His Love Endures Forever

The August edition of the Chaplain's Corner by Pastor Dave, SCYL Chaplain (the third in a trilogy of truth, good and love)

We have looked at truth as pointing the way to good; we have looked at good as being truth expressed from the heart; our subject today is love. Love is the object of religion. Teaching the ways of love is what all Christianity is about. God is love itself. And religion is about a person’s relationship with God. When we let God into our hearts, we are letting love into our hearts. We only love truly when God is in us.

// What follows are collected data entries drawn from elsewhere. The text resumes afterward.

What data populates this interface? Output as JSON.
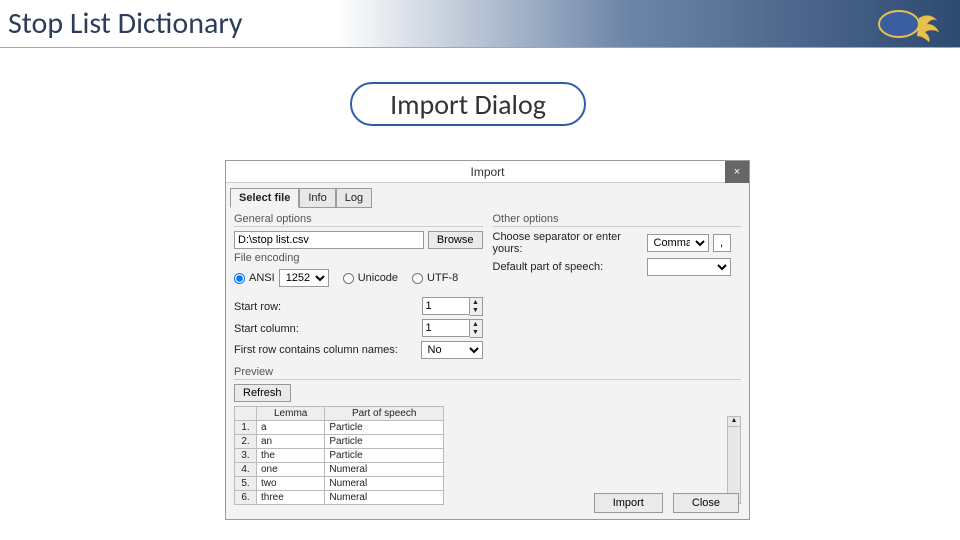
{
  "slide": {
    "title": "Stop List Dictionary"
  },
  "callout": {
    "label": "Import Dialog"
  },
  "dialog": {
    "title": "Import",
    "close_glyph": "×",
    "tabs": [
      "Select file",
      "Info",
      "Log"
    ],
    "general": {
      "legend": "General options",
      "file_path": "D:\\stop list.csv",
      "browse": "Browse",
      "encoding_legend": "File encoding",
      "enc_ansi": "ANSI",
      "enc_code": "1252",
      "enc_unicode": "Unicode",
      "enc_utf8": "UTF-8",
      "start_row_label": "Start row:",
      "start_row": "1",
      "start_col_label": "Start column:",
      "start_col": "1",
      "first_row_label": "First row contains column names:",
      "first_row_value": "No"
    },
    "other": {
      "legend": "Other options",
      "sep_label": "Choose separator or enter yours:",
      "sep_value": "Comma",
      "sep_char": ",",
      "pos_label": "Default part of speech:",
      "pos_value": ""
    },
    "preview": {
      "legend": "Preview",
      "refresh": "Refresh",
      "headers": [
        "",
        "Lemma",
        "Part of speech"
      ],
      "rows": [
        {
          "n": "1.",
          "lemma": "a",
          "pos": "Particle"
        },
        {
          "n": "2.",
          "lemma": "an",
          "pos": "Particle"
        },
        {
          "n": "3.",
          "lemma": "the",
          "pos": "Particle"
        },
        {
          "n": "4.",
          "lemma": "one",
          "pos": "Numeral"
        },
        {
          "n": "5.",
          "lemma": "two",
          "pos": "Numeral"
        },
        {
          "n": "6.",
          "lemma": "three",
          "pos": "Numeral"
        }
      ]
    },
    "buttons": {
      "import": "Import",
      "close": "Close"
    }
  }
}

Love that motivates us to do anything. And when we are involved with what we love, we are in delight, enjoyment, and blessedness. So when we speak of love, we are also speaking of what gives us our delights and enjoyments. Take away our delights, and we will not want to do anything. Since love is what gives us our sense of delight, everything we enjoy is a reflection of love. So loving is doing and it is also giving and receiving love in an interpersonal way. So we are not abusing the word when we say that we love working on cars, or playing the piano, or preparing balance sheets for businesses. And we all recognize that when we are showing care and compassion for others in an interpersonal way we are also loving.

Consider the story in Luke 7:1-15. In it a so-called sinful woman shows her love for Jesus by washing Jesus’ feet with her tears, drying them with her hair, and anointing them with perfume. The Pharisee in this story is concerned with ritual purity, and would have refused the woman’s expressions of love. He thinks to himself, “If this man were a prophet, he would know who is touching him and what kind of woman she is—that she is a sinner” (Luke 7:39). But what kind of woman is she? She is a woman brimming over with love. And it is this love that makes her other failings of no account. Sin is whatever blocks love, and this woman is filled with love for Jesus. Therefore Jesus can say, “her many sins have been forgiven—for she loved much” (7:47).

I would ask you to take this story to heart. It seems to me to capture the nature of religious life. We have two people involved in a loving relationship. We have the woman showing love and we have Jesus accepting love. So we are called to give love and to become vulnerable enough to receive love from others. So in this Gospel story we have love in both its dynamics—giving and receiving. And we are taught to both give and receive. So may it be said of us, as Jesus says to the woman, “her many sins have been forgiven—for she loved much.”